Thanks for the Memories.

“We appear to be bringing the worst affected parts of the brain functionally back to life.” Is Alzheimer’s disease about to go the way of polio? A new drug known as rember, according to scientists in England, seems to halt and even roll back the symptoms of Alzheimer’s. “We have demonstrated for the first time that it may be possible to arrest progression of the disease by targeting the tangles that are highly correlated with the disease. This is the most significant development in the treatment of the tangles since Alois Alzheimer discovered them in 1907.

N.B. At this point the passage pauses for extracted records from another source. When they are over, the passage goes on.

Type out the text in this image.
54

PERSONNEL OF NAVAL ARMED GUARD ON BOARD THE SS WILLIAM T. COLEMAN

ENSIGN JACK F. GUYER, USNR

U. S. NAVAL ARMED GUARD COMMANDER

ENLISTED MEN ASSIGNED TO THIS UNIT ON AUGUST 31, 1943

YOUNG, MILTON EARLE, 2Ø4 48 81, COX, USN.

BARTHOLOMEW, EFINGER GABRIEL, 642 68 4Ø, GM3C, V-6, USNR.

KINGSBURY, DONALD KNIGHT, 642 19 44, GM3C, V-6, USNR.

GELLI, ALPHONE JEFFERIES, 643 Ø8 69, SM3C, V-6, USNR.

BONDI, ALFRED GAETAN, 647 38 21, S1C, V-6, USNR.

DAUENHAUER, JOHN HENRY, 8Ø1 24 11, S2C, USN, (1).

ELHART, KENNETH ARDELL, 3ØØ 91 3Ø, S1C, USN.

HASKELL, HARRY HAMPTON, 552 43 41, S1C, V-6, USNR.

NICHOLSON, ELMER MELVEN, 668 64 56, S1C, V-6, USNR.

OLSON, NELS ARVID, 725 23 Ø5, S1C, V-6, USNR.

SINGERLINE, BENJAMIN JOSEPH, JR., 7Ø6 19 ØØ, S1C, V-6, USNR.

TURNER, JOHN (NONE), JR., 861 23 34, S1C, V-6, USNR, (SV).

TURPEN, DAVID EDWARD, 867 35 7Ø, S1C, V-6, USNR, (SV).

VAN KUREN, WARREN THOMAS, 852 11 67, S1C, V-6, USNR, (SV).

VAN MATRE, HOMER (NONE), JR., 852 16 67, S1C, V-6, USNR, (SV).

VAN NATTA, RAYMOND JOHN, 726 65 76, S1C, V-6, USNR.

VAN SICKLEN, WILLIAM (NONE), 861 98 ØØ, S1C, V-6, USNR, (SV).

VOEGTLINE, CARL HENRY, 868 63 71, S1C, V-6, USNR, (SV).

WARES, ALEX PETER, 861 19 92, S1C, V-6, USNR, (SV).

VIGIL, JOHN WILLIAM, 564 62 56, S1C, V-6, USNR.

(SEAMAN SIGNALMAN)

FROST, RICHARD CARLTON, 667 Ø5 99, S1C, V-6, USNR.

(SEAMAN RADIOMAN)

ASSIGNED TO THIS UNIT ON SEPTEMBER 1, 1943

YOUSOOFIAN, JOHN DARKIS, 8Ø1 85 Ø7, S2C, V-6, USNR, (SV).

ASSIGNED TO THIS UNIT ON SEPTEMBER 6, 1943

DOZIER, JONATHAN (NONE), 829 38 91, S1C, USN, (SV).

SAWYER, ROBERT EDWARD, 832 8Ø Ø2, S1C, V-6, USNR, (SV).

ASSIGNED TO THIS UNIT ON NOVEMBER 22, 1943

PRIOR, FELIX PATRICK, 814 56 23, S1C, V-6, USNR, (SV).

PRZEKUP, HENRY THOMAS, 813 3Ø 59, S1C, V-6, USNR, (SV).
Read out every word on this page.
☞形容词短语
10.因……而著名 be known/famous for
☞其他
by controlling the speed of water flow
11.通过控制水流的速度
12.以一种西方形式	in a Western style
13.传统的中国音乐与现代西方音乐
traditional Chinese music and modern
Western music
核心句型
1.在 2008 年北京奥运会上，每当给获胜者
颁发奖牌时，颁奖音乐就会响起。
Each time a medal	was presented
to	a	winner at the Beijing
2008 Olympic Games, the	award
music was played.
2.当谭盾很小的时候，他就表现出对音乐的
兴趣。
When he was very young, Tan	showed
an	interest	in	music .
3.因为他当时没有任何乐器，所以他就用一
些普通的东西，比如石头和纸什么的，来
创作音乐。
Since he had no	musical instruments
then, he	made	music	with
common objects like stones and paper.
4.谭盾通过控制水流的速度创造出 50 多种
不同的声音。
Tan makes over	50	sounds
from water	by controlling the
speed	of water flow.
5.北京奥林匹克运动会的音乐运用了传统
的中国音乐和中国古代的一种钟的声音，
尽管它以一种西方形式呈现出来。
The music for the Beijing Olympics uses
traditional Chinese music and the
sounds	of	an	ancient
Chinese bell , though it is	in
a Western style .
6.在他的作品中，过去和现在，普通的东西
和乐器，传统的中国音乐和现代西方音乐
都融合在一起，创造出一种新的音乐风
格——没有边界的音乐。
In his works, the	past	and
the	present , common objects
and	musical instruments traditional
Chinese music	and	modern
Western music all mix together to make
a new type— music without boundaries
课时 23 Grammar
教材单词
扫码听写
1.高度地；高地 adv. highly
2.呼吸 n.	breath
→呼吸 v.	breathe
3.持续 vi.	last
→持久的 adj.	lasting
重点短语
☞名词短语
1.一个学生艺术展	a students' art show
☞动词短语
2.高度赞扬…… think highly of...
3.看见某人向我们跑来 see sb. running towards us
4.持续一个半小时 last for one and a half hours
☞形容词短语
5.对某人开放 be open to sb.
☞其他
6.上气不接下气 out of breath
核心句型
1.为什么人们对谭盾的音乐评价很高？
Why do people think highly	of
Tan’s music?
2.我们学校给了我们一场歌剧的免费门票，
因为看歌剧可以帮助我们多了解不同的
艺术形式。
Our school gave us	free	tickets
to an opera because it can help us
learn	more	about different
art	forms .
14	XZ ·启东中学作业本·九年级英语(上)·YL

Obama and McCain’s Sinister Inclinations.

“In the race for the White House, lefties seem to have the upper hand. No matter who wins in November, six of the 12 chief executives since the end of World War II will have been left-handed: Harry Truman, Gerald Ford, Ronald Reagan, the elder Bush, Clinton and either Obama or McCain. That’s a disproportionate number, considering that only one in 10 people in the general population is left-handed.” In the WP, authors Sam Wang and Sandra Aamodt explain why all your Oval Offices are belong to us, the lefties. We also swelled the ranks of both my undergraduate and graduate cohorts, whatever that’s worth.

World in My Eyes.

Thoughtcrime is death. Thoughtcrime does not entail death. Thoughtcrime IS death. I have committed even before setting pen to paper the essential crime that contains all others unto itself.” The shape of things to come? Scientists at Berkeley conceive a way to use MRI imaging to “map” images in the brain. “Our results suggest that it may soon be possible to reconstruct a picture of a person’s visual experience from measurements of brain activity alone. Imagine a general brain-reading device that could reconstruct a picture of a person’s visual experience at any moment in time…It is possible that decoding brain activity could have serious ethical and privacy implications downstream in, say, the 30 to 50-year time frame.